Sparse Training from Random Initialization: Aligning Lottery Ticket Masks using Weight Symmetry¶

Meta Information¶

Conference: ICML 2025
arXiv: 2505.05143
Code: GitHub (Public)
Area: Others
Keywords: Lottery Ticket Hypothesis, Weight Symmetry, Permutation Matching, Sparse Training, Linear Mode Connectivity

TL;DR¶

This work explains why Lottery Ticket Hypothesis (LTH) masks cannot transfer to new initializations from the perspective of weight symmetry, and proposes to achieve sparse training by aligning LTH masks with the optimization basins of new initializations via permutation matching.

Background & Motivation¶

Background¶

Background: LTH: Dense networks contain sparse subnetworks that, when trained with the original initialization, can match the performance of the dense network.

Limitations of Prior Work¶

Limitations of Prior Work: Core Problem: LTH masks are tied to the initialization from which they were found and cannot be transferred to a new random initialization.

Key Challenge¶

Key Challenge: Weight Symmetry: Neural networks exhibit permutation invariance, where swapping two neurons in the same layer does not alter functionality.

Core Idea¶

Core Idea: Hypothesis: Mask transfer fails because the optimization basin of the LTH mask is not aligned with that of the new initialization.

Method¶

1. Core Hypothesis¶

Models trained from different random initializations converge to the same basin (modulo permutation); therefore, LTH masks require corresponding permutations to align with new initializations.

2. Permutation Matching¶

Activation matching (Ainsworth et al., 2023) is used to find the permutation mapping $\pi$: $$\pi_l = \arg\min_\pi \|Z_l^B - \pi Z_l^A\| = \arg\max_\pi \langle \pi, Z^B(Z^A)^\top \rangle_F$$ The linear assignment problem is solved via the Hungarian algorithm.

3. Mask Alignment¶

Train models A and B to convergence.
Find the permutation $\pi$ using activation matching to align $\pi(w_A^{t=T})$ with $w_B^{t=T}$.
Permute the LTH mask $m_A$ to $\pi(m_A)$.
Start sparse training with $\pi(m_A)$ starting from $w_B^{t=k}$ (rewinding point).

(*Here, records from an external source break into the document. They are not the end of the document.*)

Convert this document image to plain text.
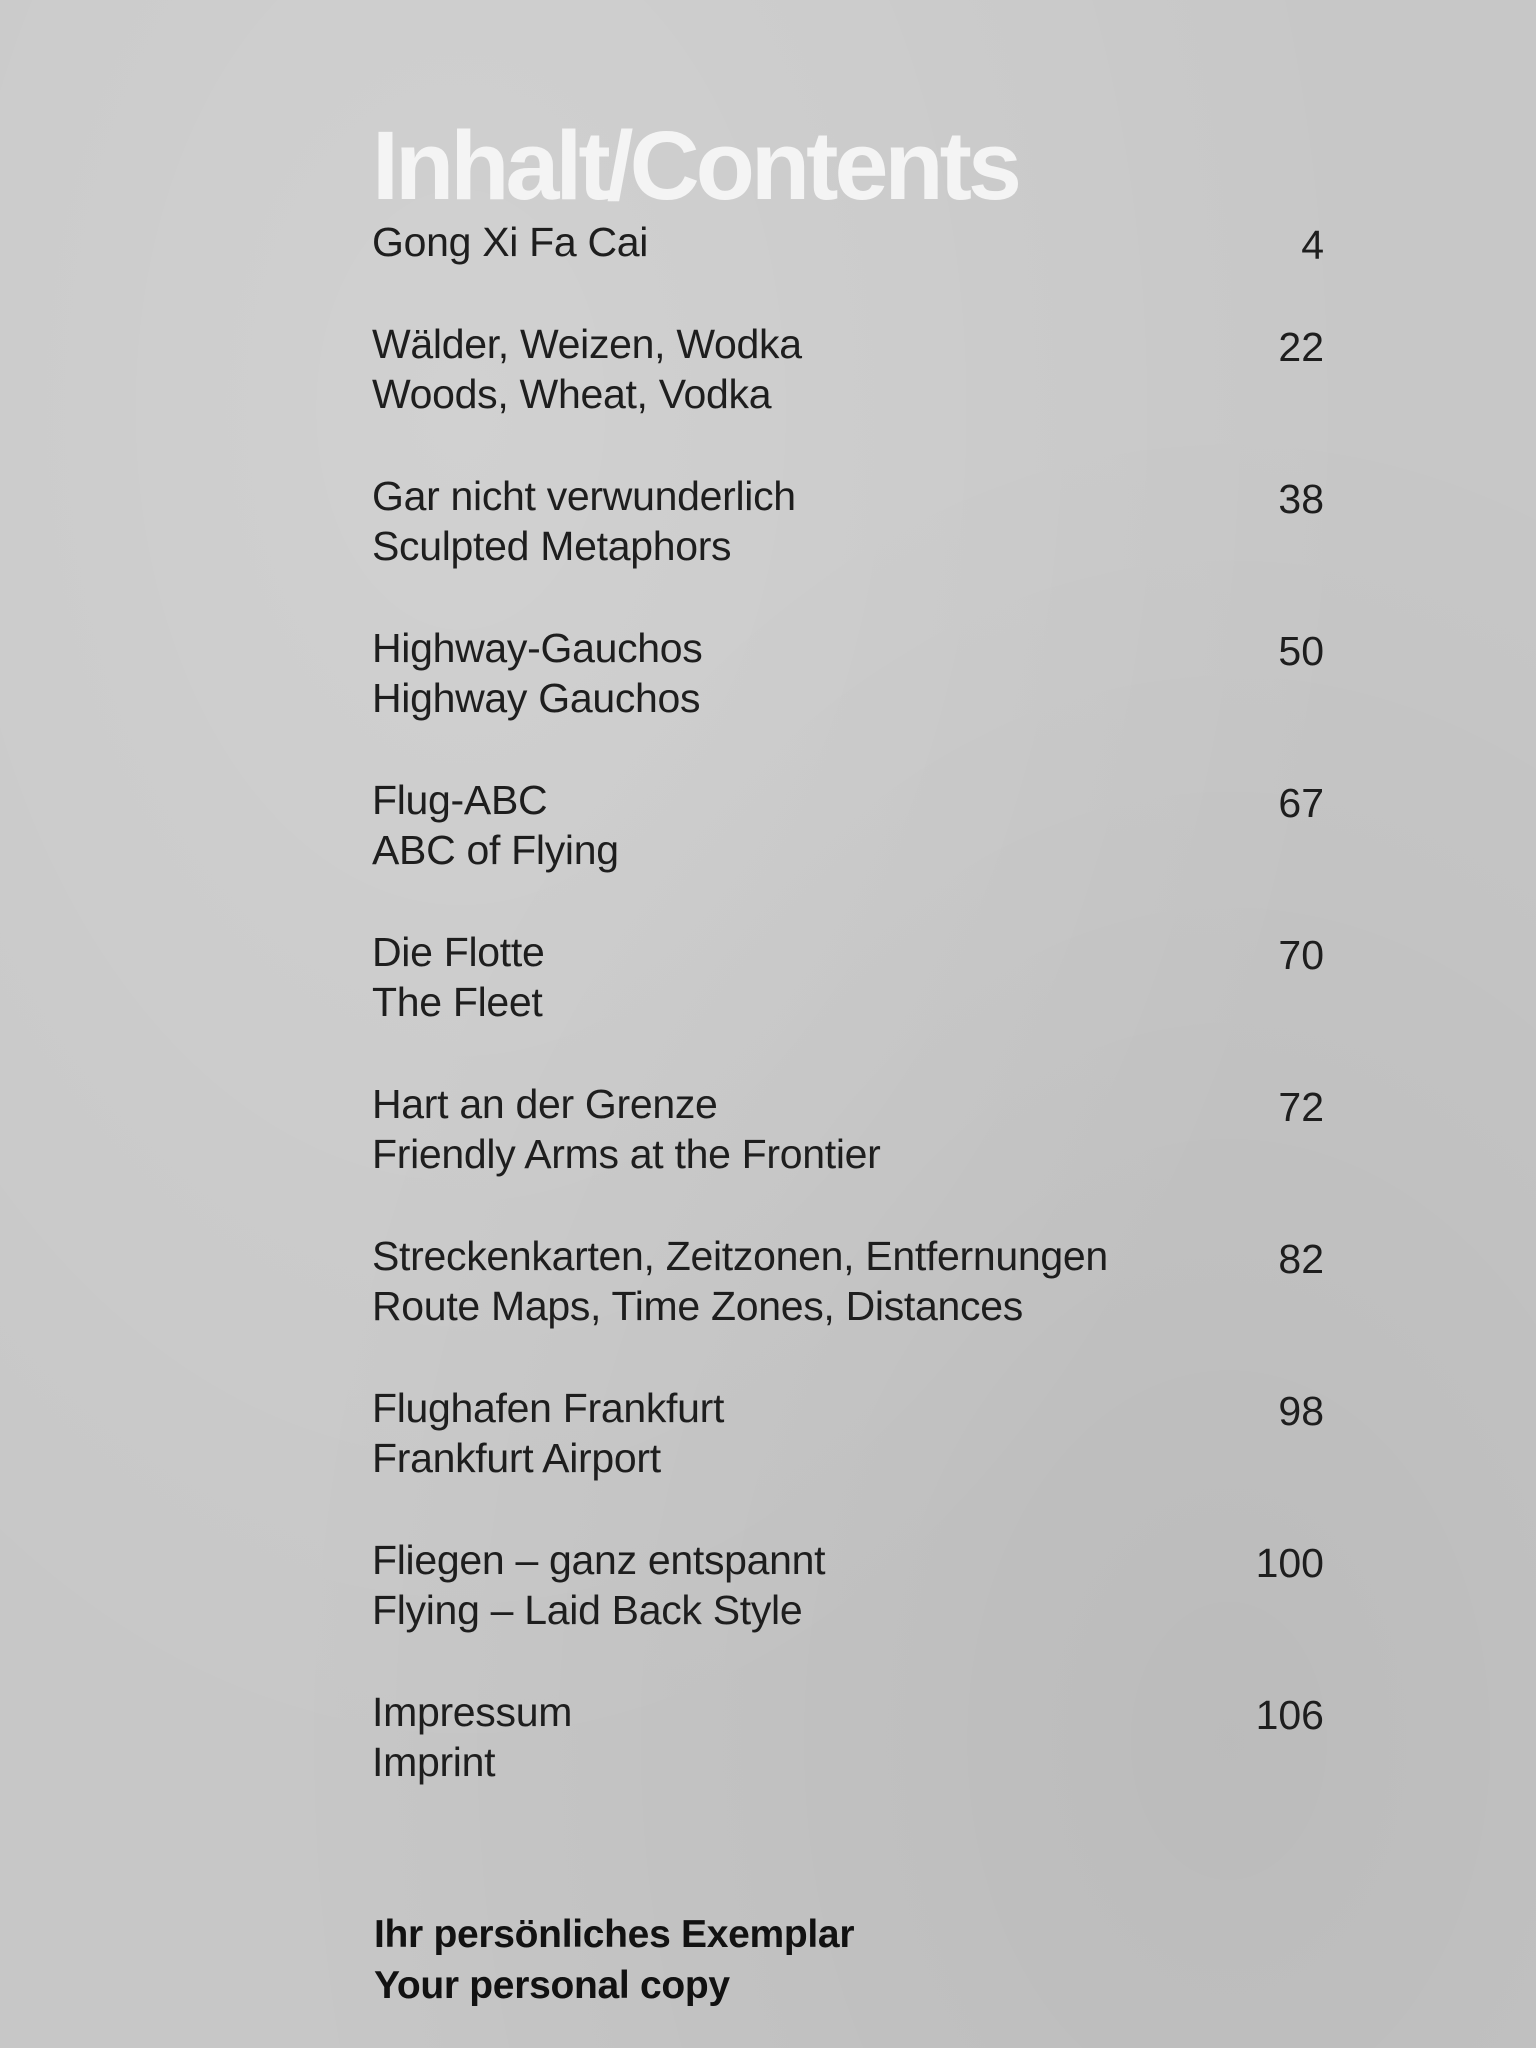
Inhalt/Contents
Gong Xi Fa Cai	4
Wälder, Weizen, Wodka
Woods, Wheat, Vodka
22
Gar nicht verwunderlich
Sculpted Metaphors
38
Highway-Gauchos
Highway Gauchos
50
Flug-ABC
ABC of Flying
67
Die Flotte
The Fleet
70
Hart an der Grenze
Friendly Arms at the Frontier
72
Streckenkarten, Zeitzonen, Entfernungen
Route Maps, Time Zones, Distances
82
Flughafen Frankfurt
Frankfurt Airport
98
Fliegen – ganz entspannt
Flying – Laid Back Style
100
Impressum
Imprint
106
Ihr persönliches Exemplar
Your personal copy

4. Variance Collapse Repair¶

The REPAIR method is used to correct the variance collapse of activation statistics in interpolated networks, validating the linear mode connectivity.

Experiments¶

Main Results¶

Dataset/Model	Sparsity	naive vs permuted Gap
ResNet20/CIFAR-10	90%	permuted is significantly better than naive
ResNet20/CIFAR-100	90%	Consistent advantage
VGG11/CIFAR-10	90%	permuted is close to LTH
ResNet50/ImageNet	95%	permuted outperforms naive by about 2%

Width Effect¶

Wider models lead to more accurate permutation matching, reducing the gap between permuted and LTH (progressively narrowing from width=1 to 16).

Diversity Analysis (Table 1)¶

Method	Test Accuracy	Ensemble Accuracy	Disagreement	KL	JS
LTH	91.15%	91.43%	0.035	0.038	0.011
Permuted	89.38%	91.75%	0.107	0.273	0.091

The Permuted method exhibits significantly higher functional diversity than LTH, which in turn leads to better ensemble performance.

Highlights & Insights¶

Novel Insight: Understanding the non-transferability of LTH masks from the perspective of weight symmetry.
Corrected the conclusion of Paul et al. (2023) that LTH and dense solutions do not reside in the same basin (they are connected after accounting for variance collapse).
The permuted models exhibit much higher functional diversity than LTH, which is beneficial for ensembling.
The method is simple, requiring only standard activation matching and mask permutation.

Limitations & Future Work¶

Requires training two dense models to obtain the permutation mapping, which increases computational cost.
Permutation matching is an NP-hard problem; greedy solutions are not precise enough on ImageNet.
Current hardware cannot efficiently exploit unstructured sparsity.
Model pruning may introduce algorithmic bias (Hooker et al., 2020).

Rating¶

⭐⭐⭐⭐ Explains the limitations of LTH from a symmetry perspective with strong insight. The experiments comprehensively demonstrate the effectiveness and diversity advantages of mask alignment.